Dome - Determined to Succeed
Determined to Succeed
Date: June 5, 2014
Workforce development program allows employees to advance in their jobs.
By 2004, Edward McKay Jr. had been an environmental services employee at The Johns Hopkins Hospital for five years. He was ready for more challenges and higher pay, but, he says, “I had difficulty figuring out what I wanted to do.” Then, as he was taking out the trash one day, he was approached by Ken Grant, the hospital’s vice president of general services.
“I thought I was in trouble,” says McKay, now 33.
Instead, Grant told McKay about a Johns Hopkins benefit that would let McKay work part time while receiving full-time pay plus tuition to earn a surgical technician certificate through Baltimore City Community College (BCCC).
“I was like, ‘Yes, definitely, I’m going to jump all over this,’” recalls McKay. “I didn’t have to pay anything out-of-pocket. They even paid for my parking.”
For 14 months, he juggled the demands of work and school. “I used to sit up at night, wondering if I was going to make it,” he says. “But I was determined not to fail.” He received his certificate in June 2005 and immediately began his new job, earning a “significant jump” in salary. “It’s been a life-changing experience,” he says of the career switch. “I love what I do.”
As a surgical technician, McKay worked side by side with pediatric neurosurgeon Ben Carson before his 2013 retirement, and he now supports George Jallo and other pediatric surgeons. McKay hands the doctors the instruments they need and keeps the surgical field sterile, anticipating the needs of the surgeons without communication.
“There is no room for a mistake,” he says of surgeries that can take four or more hours. “Not when you’re cutting some child’s head open and taking out a brain tumor.”

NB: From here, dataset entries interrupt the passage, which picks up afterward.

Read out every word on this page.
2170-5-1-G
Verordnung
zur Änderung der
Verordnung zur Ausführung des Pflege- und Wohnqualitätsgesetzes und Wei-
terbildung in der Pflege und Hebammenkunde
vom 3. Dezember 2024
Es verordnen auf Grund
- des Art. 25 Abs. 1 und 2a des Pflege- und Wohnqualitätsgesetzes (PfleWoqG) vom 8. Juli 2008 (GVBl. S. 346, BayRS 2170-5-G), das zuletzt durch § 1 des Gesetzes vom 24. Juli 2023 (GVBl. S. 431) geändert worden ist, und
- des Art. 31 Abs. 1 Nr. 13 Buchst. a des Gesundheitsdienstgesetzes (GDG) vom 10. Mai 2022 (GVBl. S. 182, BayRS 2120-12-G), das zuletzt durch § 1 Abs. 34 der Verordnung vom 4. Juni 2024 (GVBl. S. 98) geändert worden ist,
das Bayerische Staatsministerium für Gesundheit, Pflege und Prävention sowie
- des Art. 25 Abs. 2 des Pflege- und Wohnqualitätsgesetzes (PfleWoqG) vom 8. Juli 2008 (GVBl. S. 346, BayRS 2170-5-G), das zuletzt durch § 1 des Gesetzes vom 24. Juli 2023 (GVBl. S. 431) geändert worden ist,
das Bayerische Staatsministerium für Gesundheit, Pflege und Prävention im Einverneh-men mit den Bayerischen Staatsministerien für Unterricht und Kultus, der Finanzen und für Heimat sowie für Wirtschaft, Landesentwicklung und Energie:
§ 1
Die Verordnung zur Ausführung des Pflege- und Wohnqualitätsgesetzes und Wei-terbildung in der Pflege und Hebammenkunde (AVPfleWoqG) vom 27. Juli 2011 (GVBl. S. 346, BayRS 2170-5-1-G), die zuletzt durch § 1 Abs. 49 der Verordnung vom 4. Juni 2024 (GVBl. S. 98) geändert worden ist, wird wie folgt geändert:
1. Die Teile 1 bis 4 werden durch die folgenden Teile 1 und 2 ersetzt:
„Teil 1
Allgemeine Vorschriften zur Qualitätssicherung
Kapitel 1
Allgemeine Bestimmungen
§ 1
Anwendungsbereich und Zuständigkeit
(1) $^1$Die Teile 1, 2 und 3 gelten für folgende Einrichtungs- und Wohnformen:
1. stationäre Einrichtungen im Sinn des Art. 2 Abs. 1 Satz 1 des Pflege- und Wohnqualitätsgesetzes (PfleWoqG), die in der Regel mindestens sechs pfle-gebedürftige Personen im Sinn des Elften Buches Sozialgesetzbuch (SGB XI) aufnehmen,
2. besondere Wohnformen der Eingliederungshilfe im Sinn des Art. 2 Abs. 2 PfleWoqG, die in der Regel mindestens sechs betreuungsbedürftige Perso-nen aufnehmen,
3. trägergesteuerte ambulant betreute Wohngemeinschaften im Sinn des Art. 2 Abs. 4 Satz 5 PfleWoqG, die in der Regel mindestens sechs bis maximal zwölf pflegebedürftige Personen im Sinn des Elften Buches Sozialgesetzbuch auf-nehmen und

Johns Hopkins offers a host of career advancement benefits to eligible employees, including tuition reimbursement and tuition-free associate’s degrees through a partnership with BCCC.
McKay joined the hospital in 1999, shortly after graduating from Southern High School in Baltimore. In 2008, he received a Baker-King Award, which recognizes outstanding hospital employees, after being nominated by Carson.
“The educational benefits are important,” McKay says. “You have opportunities to grow. You don’t have to be stuck in the same position forever. Basically, Hopkins is what you make it out to be. It’s on you—what you make of it.”